Злоба вспыхнула сильнее, и Елену Дмитриевну охватило негодование. Она даже не почувствовала, что негодование еще надо прятать, что еще надо говорить в другом тоне, что, может быть, именно в другом тоне еще можно договориться и сделать так, как ей нужно, обязательно нужно, до «жизнь или смерть» нужно. Но негодование охватило ее чересчур сильно, а сердце неудержимо и своевольно забилось. Она откинула голову чуть назад и, вздрагивая губами, приковалась остановившимся взглядам к какой-то точке.
— Ни к чему это? Один поедешь? — не справляясь со своим прерывистым дыханием, срываясь с голоса, спросила она.
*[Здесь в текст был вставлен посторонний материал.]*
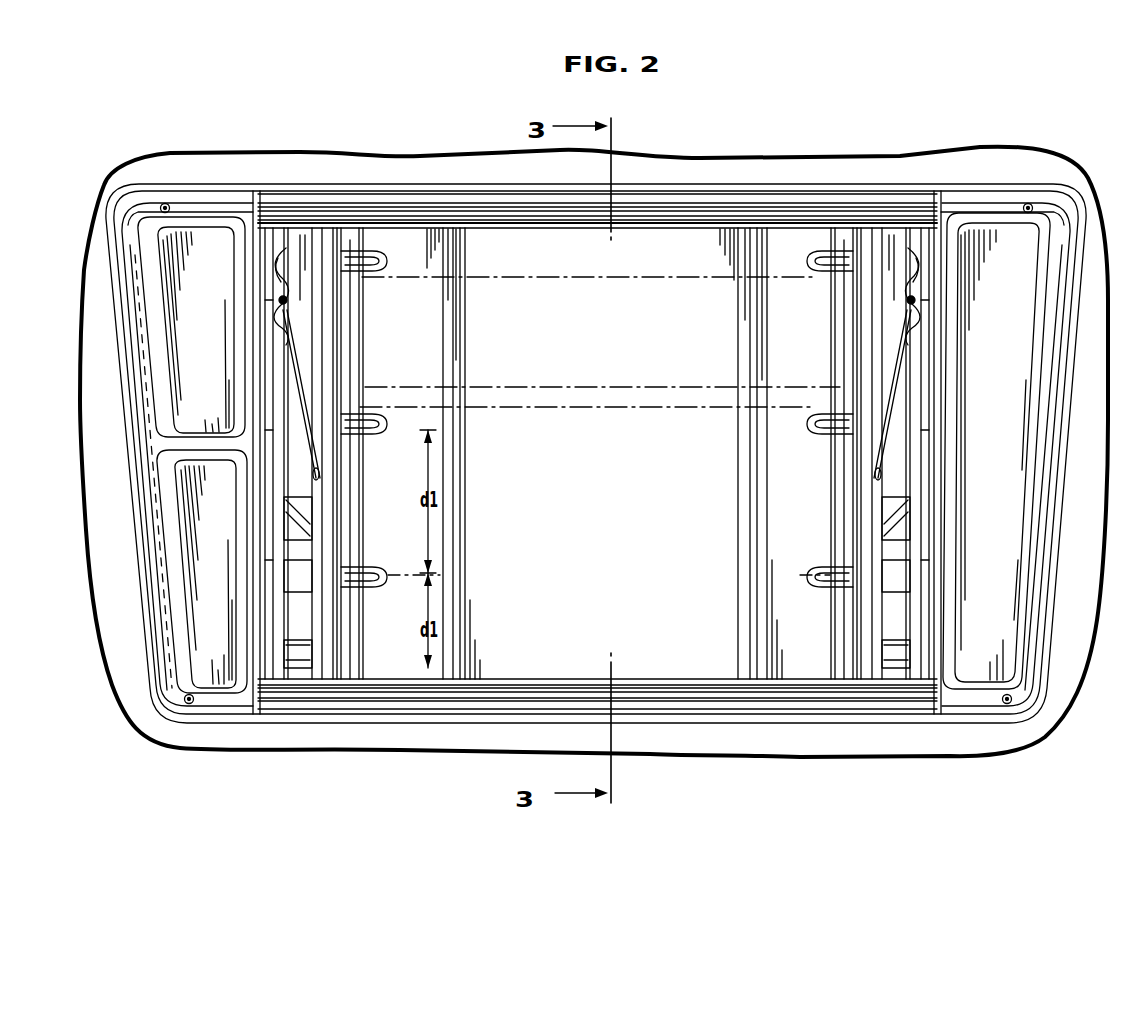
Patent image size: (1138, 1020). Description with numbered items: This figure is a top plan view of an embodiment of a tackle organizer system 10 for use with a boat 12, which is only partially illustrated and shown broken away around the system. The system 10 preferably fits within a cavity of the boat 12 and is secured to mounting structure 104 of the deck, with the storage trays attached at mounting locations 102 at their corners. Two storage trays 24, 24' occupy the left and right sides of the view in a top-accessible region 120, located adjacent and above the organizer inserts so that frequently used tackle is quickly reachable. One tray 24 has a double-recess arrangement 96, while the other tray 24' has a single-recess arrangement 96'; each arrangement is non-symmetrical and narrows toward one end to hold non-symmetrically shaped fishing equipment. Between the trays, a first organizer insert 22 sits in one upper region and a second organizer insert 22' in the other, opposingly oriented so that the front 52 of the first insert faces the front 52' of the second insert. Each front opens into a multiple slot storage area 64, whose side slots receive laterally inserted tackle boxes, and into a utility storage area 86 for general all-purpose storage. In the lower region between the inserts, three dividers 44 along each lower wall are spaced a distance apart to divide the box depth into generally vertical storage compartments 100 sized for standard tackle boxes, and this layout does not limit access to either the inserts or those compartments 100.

The tackle organizer system 10 is at (1089, 145).
The boat 12 is at (796, 170).
The first organizer insert 22 is at (341, 453).
The second organizer insert 22' is at (851, 453).
The storage tray 24 is at (191, 437).
The second storage tray 24' is at (1002, 414).
The dividers 44 is at (368, 262).
The front 52 is at (279, 419).
The front of second insert 52' is at (904, 395).
The multiple slot storage area 64 is at (310, 316).
The utility storage area 86 is at (310, 658).
The double-recess arrangement 96 is at (192, 455).
The single-recess arrangement 96' is at (996, 451).
The vertical storage compartments 100 is at (655, 345).
The mounting locations 102 is at (165, 204).
The mounting structure 104 is at (693, 208).
The top-accessible region 120 is at (223, 601).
И в голосе послышался вызов.
— Выходит, что один! — однозвучно ответил Любкин, еще не замечая (на самом деле или умышленно?) того, что с нею делается. — Этот Афганистан… Это дело большое! — словно поясняя, добавил он.
— А я? — с совсем открытым вызовом бросила Елена Дмитриевна. — А я — что ж? Я — дело маленькое? Меня — бросаешь?
— Ты тут оставайся или… Я уж не знаю! Подумай, как лучше. Если что надо сделать тебе, сделаю.
— «Подумай»? Это, конечно… Это, конечно, очень просто и легко: «подумай!» — подгоняло ее негодование, которого она уже не могла ни остановить, ни скрыть. Да она и не останавливала его и не скрывала, а, наоборот, словно завороженная пропастью, бросалась в нее, полная озлобления. Я, конечно, подумаю… Я… — совсем уж нехорошим голосом, ядовито, сказала она. — Да, я подумаю! Но ты-то? Ты-то! — резко кинула она ему, — ты-то и подумать обо мне не хочешь?